Dive into Erlang

So after mucho procrastination I’m finally diving into Erlang. As I’ve said many times before, the new cloud-based web platforms such as Heroku and AppEngine are great for rapid development of simple webapps, but are lacking if you want to do any serious data gathering or hardcore calculations at the back end.
Some initial observations:
Compilation is a serious barrier to rapid learning. If you come from the Ruby/Python web world you’re probably used to typing little snippets of code into the interactive prompts, and seeing what happens. Erlang has an interative shell, but you have to compile files before you can run then. Unfortunately this simple shift from a one-step to a two-step process seems to really mess with my productivity – I just don’t seem to get the quick feedback my brain needs to get the concepts to stick. I’d recommend setting up a Rake file to compile/run target files in a single step – so you can call ‘rake run whatever.erl’ and get that nice quick feedback loop going.
The language reminds me a lot of Python, particularly the heavy use of anonymous functions / functions as first-class objects. Also the libraries don’t look too bad; there’s stuff in there for HTTP clients, HTTP servers, XML parsing, JSON parsing [with Mochiweb], regex; nothing the absence of which would be a deal killer for web programming.

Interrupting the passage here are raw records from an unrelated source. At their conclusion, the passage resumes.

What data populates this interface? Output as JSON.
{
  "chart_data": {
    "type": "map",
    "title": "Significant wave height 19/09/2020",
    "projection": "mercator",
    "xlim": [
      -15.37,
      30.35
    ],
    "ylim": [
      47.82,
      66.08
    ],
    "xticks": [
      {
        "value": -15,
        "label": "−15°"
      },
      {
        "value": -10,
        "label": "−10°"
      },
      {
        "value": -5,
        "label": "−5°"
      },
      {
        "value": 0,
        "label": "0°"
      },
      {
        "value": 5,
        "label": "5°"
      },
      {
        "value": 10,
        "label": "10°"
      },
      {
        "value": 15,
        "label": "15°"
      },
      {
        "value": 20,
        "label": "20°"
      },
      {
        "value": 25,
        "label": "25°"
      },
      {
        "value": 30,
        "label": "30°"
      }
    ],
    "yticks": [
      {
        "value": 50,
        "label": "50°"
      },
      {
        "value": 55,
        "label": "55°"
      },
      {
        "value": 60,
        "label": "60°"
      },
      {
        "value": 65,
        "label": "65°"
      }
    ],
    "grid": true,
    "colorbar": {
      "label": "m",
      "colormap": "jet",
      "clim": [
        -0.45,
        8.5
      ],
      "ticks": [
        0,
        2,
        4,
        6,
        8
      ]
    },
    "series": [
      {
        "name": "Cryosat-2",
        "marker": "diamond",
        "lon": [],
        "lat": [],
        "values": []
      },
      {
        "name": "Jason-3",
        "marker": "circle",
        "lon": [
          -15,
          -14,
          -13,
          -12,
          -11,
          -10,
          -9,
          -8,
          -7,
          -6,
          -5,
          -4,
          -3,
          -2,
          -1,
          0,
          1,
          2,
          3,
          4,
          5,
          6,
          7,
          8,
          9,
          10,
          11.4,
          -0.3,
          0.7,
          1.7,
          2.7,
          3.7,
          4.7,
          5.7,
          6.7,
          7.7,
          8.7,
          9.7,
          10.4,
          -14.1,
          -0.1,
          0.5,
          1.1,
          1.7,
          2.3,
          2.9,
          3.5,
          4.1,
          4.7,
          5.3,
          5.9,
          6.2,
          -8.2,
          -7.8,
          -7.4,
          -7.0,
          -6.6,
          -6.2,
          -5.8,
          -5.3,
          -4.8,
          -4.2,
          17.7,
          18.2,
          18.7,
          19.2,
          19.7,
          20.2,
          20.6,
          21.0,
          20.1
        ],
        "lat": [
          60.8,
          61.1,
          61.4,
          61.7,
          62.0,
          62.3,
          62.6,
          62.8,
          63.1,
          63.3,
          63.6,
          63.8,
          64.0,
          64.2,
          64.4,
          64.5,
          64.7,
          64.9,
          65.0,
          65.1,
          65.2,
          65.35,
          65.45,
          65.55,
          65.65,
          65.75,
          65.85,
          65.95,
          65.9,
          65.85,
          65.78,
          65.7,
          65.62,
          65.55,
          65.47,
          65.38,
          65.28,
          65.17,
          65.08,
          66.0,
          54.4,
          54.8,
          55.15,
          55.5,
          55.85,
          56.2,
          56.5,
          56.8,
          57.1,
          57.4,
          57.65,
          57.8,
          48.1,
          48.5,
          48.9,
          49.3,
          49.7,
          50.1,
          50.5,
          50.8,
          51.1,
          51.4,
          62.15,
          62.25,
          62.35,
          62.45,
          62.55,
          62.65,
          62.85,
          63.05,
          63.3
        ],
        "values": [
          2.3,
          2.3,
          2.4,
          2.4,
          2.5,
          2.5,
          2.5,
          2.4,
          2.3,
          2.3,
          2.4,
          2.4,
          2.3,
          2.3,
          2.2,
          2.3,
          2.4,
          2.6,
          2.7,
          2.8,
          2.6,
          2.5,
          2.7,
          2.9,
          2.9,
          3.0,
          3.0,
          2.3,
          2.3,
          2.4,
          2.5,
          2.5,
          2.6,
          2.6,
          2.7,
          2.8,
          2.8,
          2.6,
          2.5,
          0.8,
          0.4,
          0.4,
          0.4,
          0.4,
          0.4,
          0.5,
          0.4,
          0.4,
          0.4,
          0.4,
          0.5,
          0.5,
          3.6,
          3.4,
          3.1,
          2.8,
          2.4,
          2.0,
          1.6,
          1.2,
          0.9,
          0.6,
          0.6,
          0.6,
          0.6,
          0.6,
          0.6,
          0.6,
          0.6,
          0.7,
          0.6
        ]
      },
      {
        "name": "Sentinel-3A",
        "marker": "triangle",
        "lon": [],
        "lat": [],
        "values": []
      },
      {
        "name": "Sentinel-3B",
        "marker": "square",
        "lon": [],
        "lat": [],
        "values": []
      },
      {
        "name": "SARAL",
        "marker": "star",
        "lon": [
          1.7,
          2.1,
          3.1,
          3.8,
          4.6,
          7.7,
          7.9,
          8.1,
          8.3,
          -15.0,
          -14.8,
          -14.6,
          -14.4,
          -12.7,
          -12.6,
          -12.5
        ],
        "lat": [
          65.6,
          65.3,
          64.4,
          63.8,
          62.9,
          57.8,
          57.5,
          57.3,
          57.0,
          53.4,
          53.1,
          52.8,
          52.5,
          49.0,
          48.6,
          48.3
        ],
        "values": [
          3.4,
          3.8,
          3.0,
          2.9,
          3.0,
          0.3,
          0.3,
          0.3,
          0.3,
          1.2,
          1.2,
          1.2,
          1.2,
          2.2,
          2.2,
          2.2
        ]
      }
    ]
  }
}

Immutability doesn’t hit you over the head I had thought that moving to a ‘true’ functional language would require a major change in programming mindset. In fact for the most part you can carry on programming as normal, occasionally bumping up against a proverbial wall [why can't I create a loop with a counter variable ? why does updating a dictionary cause a brand new dictionary to be created ?] You then reflect awhile on why that wall might exist, and why your previous assumptions regarding loops/dictionaries/[insert favourite feature of choice] might not have been very heathly. A month ago I couldn’t have told you what a side-effect free language meant or implied. I’m not there yet, but I start to see the benefits – in particular why you need to ban side effects in order to parallelise your code properly. But in the meantime, it’s nice that Erlang introduces these concepts to you gradually.
Concurrency support is a real eye-opener I’d never really considered that processes could be baked into the language rather than the operating system – now of course it makes perfect sense. It’s worth spending some time building sample servers from first principles, at least so you have some idea of what OTP gen_server is doing – see Joe Armstrong’s book or Kevin Smith’s screencasts, both highly recommended.
OTP / Mochiweb could be my replacement for Rails. OTP seems to have good support for distributed processes, error handling, logging. Mochiweb contains a stripped down HTTP server, proper JSON support, and a Rails- like project generation script whose results seem to be OTP-based. There’s still some work to do [which template engine ? which persistence store ?] but I think the combination of the two might provide the Rails replacement I’m looking for, with the all-important support for distributed processes.
Plenty more work to do. Next step is to setup a Mochiweb sample project and see if I can replicate a simple Rails CRUD scaffold.